La situazione si mantenne stabile fino al 401, quando un cambio di amministrazione ad Atene portò Alarico a perdere il suo rango ufficiale e il suo popolo a essere privato dei rifornimenti. Insieme all’afflusso di altri barbari che attraversavano il confine, questo provocò ulteriori battaglie e infiniti cambiamenti di alleanze. Alarico si rese conto di poter minacciare l’Italia facendosi pagare a peso d’oro per andarsene; inoltre, se gli fosse stato concesso un titolo adeguato e messo in grado di sfamare le proprie tribù, se ne sarebbe andato, ma avrebbe dato volentieri sostegno all’Impero Romano. Purtroppo, l’imperatore Onorio era un leader incompetente che preferiva allevare polli piuttosto che governare con buon senso, e i Visigoti furono dichiarati nemici di Roma.
Alarico si dimostrò un avversario astuto, costringendo Roma a sborsare un altro riscatto e nominando persino, per un certo periodo, un imperatore fantoccio rivale di Onorio. Nell’estate del 410, l’orda visigota guidata da Alarico marciò faticosamente lungo la penisola italiana. Le tangenti, la diplomazia e la forza militare che avevano tenuto a bada i Goti erano ormai venute meno; negli anni precedenti Alarico aveva già assediato Roma due volte, ma ora che le sue richieste esorbitanti (oltre duemila chili d’oro, tredicimila d’argento, quattromila vestiti di seta, tremila abiti di lana scarlatta, e quintali di pepe) venivano respinte da Onorio – rifugiatosi nelle paludi di Ravenna – intendeva prendere Roma e saccheggiarla.
A quel tempo Roma non era più una città politicamente importante: la capitale dell’Occidente era diventata Ravenna, mentre l’Oriente era governato da Costantinopoli. La “città eterna” era stata dissanguata delle sue ricchezze dai numerosi attacchi delle popolazioni barbariche, ma era ancora una città grande e prospera che Alarico era intenzionato a saccheggiare.

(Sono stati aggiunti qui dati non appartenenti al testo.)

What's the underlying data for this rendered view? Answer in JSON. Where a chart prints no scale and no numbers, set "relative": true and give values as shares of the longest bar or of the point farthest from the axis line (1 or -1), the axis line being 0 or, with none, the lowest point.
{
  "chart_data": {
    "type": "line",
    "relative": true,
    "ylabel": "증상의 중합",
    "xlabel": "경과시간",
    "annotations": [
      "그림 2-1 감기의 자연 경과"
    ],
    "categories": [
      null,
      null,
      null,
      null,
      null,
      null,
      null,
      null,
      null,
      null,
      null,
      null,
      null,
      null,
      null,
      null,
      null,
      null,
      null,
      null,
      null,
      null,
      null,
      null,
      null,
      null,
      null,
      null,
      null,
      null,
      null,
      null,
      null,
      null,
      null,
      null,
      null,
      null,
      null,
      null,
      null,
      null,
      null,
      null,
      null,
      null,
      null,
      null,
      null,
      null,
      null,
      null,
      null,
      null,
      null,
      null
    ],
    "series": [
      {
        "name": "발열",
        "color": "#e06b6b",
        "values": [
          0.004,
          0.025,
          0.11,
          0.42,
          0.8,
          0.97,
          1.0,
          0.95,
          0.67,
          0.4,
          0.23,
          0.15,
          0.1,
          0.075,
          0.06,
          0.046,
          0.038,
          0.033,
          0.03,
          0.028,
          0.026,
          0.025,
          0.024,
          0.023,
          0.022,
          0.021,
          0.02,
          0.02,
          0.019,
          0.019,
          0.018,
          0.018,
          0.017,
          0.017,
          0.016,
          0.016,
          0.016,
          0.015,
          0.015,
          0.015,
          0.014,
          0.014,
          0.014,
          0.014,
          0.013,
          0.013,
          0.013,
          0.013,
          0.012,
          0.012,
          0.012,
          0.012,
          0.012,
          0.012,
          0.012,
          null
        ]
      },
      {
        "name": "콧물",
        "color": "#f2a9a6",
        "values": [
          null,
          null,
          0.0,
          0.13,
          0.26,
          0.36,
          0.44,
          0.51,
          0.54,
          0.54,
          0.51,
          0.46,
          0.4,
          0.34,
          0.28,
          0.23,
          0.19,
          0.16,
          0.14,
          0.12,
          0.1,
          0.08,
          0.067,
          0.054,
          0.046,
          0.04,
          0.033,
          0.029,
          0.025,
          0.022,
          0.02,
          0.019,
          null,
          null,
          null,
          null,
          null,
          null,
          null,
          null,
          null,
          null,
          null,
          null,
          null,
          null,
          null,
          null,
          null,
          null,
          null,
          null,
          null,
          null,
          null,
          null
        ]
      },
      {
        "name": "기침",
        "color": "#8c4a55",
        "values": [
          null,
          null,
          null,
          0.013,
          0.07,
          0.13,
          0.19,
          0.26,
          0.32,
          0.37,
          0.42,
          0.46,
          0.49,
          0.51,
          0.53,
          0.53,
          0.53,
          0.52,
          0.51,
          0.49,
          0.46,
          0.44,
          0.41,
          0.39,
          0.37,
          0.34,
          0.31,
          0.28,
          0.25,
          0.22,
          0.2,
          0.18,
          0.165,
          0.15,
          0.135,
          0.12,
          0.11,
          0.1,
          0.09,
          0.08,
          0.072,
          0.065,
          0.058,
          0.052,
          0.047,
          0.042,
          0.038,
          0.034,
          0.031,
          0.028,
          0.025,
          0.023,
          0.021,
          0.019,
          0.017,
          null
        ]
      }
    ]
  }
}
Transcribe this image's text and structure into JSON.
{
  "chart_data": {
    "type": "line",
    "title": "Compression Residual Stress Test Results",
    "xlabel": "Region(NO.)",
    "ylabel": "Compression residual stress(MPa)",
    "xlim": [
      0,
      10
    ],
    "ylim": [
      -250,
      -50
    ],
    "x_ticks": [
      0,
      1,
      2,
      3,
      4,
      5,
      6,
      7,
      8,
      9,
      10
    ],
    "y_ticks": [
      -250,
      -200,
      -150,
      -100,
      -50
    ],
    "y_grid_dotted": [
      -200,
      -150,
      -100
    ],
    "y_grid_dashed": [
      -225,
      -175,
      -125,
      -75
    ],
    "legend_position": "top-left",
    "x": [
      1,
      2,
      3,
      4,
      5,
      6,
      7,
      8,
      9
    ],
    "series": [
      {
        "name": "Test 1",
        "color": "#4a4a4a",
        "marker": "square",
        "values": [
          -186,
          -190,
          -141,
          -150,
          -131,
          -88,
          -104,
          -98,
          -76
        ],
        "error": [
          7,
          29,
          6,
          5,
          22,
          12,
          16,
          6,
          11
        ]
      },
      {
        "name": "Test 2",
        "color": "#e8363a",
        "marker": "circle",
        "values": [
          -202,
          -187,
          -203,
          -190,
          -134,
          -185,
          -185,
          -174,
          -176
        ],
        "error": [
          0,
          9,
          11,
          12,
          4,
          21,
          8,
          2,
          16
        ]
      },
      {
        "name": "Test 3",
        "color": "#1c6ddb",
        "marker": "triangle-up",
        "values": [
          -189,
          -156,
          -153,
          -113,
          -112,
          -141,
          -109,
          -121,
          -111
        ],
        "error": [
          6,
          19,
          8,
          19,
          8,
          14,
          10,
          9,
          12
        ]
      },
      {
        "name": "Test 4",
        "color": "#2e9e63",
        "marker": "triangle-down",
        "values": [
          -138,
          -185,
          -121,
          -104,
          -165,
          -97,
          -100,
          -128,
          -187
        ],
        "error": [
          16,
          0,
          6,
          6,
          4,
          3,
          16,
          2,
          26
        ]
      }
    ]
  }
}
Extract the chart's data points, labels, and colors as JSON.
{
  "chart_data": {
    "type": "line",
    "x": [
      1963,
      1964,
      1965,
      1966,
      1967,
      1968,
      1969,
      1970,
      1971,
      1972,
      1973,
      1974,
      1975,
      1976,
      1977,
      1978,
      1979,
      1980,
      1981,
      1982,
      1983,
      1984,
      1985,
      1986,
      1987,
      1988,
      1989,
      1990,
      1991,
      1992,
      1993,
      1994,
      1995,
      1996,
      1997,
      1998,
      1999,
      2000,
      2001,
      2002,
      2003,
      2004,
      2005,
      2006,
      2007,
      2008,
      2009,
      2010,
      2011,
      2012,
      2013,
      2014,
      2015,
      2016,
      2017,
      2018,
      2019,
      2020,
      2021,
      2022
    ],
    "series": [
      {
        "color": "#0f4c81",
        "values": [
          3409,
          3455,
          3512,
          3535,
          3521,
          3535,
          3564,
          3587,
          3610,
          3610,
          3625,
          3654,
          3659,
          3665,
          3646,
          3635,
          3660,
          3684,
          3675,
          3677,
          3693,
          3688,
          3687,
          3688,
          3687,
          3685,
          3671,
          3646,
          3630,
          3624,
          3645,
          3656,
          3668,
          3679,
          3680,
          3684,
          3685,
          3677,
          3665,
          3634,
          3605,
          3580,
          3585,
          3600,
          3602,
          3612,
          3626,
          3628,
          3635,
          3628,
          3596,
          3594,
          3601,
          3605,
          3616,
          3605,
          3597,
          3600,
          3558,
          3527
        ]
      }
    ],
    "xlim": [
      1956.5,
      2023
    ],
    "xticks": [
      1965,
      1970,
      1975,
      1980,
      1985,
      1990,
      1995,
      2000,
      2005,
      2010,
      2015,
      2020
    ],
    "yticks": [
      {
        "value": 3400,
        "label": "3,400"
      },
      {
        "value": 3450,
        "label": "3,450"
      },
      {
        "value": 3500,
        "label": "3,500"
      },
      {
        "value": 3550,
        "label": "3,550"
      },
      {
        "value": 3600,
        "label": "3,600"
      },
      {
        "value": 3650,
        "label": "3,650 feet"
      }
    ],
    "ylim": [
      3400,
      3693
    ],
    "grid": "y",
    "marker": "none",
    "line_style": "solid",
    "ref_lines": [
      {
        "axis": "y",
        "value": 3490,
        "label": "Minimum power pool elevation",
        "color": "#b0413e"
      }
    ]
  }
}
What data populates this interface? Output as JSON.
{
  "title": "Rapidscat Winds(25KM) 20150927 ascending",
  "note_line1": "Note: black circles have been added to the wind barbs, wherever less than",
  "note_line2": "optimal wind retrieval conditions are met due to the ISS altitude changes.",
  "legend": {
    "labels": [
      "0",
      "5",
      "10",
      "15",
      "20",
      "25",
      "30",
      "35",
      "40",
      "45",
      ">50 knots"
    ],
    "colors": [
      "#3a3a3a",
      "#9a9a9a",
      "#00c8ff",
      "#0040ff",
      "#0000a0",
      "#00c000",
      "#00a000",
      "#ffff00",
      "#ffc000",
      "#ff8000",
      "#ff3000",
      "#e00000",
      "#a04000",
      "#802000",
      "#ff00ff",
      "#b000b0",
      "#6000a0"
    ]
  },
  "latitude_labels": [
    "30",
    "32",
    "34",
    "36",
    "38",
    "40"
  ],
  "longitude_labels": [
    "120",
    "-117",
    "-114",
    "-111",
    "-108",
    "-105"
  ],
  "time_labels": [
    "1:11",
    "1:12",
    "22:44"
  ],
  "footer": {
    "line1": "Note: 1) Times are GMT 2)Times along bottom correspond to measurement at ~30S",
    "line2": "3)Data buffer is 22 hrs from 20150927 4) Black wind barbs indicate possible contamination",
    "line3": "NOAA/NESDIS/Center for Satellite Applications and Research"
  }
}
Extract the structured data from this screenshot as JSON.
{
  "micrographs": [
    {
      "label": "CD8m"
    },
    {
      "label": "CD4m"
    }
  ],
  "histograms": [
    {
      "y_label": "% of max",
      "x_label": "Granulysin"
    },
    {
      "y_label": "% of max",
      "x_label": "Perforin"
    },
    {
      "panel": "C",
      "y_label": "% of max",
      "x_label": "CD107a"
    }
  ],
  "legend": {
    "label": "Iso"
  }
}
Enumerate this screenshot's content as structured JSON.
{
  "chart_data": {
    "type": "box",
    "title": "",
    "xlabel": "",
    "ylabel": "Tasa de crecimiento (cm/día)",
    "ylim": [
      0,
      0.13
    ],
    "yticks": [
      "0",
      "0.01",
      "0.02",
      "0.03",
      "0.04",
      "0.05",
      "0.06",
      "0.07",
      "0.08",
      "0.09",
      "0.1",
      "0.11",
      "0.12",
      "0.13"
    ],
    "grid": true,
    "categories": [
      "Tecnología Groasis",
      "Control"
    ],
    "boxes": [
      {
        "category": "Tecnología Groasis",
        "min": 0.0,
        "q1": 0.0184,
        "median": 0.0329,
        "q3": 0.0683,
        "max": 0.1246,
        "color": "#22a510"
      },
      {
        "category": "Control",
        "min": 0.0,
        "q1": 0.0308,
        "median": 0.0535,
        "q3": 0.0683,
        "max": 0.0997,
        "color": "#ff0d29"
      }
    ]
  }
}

Il 24 agosto del 410, attraverso la Porta Salaria, Alarico entrò nella città con le sue truppe: era la prima volta in oltre settecento anni che Roma veniva conquistata da un nemico. Il saccheggio proseguì per tre giorni ma, nonostante tutto, la città incuteva ancora rispetto agli invasori: i Visigoti si erano convertiti al Cristianesimo (anche se di fede ariana, che era ormai fuori moda a Roma), e risparmiarono quindi i luoghi di culto. Secondo lo storico Orosio, fu ordinato di non toccare i luoghi sacri, in particolare San Pietro, e di utilizzare alcune chiese come rifugi inviolabili. Tuttavia, i tre giorni che seguirono videro omicidi, stupri, saccheggi e cattura di schiavi fino a che Alarico, che in realtà non mirava a distruggere Roma, ordinò la tregua e le sue forze si ritirarono.
Il capo visigoto non sopravvisse a lungo alla sua conquista: lasciata Roma si diresse a Sud e pochi mesi dopo, colto da febbri, morì nei pressi di Cosenza. Secondo la leggenda venne sepolto insieme ai suoi tesori nel fiume Busento, che fu deviato con un’imponente opera di ingegneria. Il suo popolo finì per migrare verso Nord, stabilendosi nella Gallia meridionale e in Spagna, dove fondò un regno indipendente sulle rovine dell’impero.
In seguito, Roma avrebbe subito un trattamento ben peggiore da parte degli invasori. Nel 455 i Vandali lanciarono un attacco molto più devastante; nell’846, undicimila predoni arabi saccheggiarono la Basilica di San Pietro e nel 1527 le truppe tedesche, molte delle quali luterane, saccheggiarono Roma in quello che fu probabilmente l’attacco più distruttivo che la città abbia mai subito. Ma l’effetto psicologico della caduta di Roma nel 410 fu enorme: nei suoi scritti, San Girolamo rifletteva su come «la città che aveva conquistato il mondo intero fosse stata a sua volta conquistata» e come un mero simbolo di potere potesse essere trasformato in cenere. Il mondo antico fu sconvolto da questi eventi e portò molti a incolpare l’adesione al cristianesimo per la distruzione. A questa accusa rispose Sant’Agostino con l’epica opera La Città di Dio, confutando non solo tali teorie, ma rivolgendosi ai principi cristiani per comprendere a fondo la storia dell’impero romano.
A lungo termine, l’attacco del 410 sarebbe stato oscurato dalla caduta dell’intero Impero Romano d’Occidente. Nel 476, il generale barbaro Odoacre tolse la corona imperiale all’ultimo imperatore, il giovane Romolo Augusto, e lo rimandò a casa.
La sua deposizione segna convenzionalmente l’inizio del Medioevo.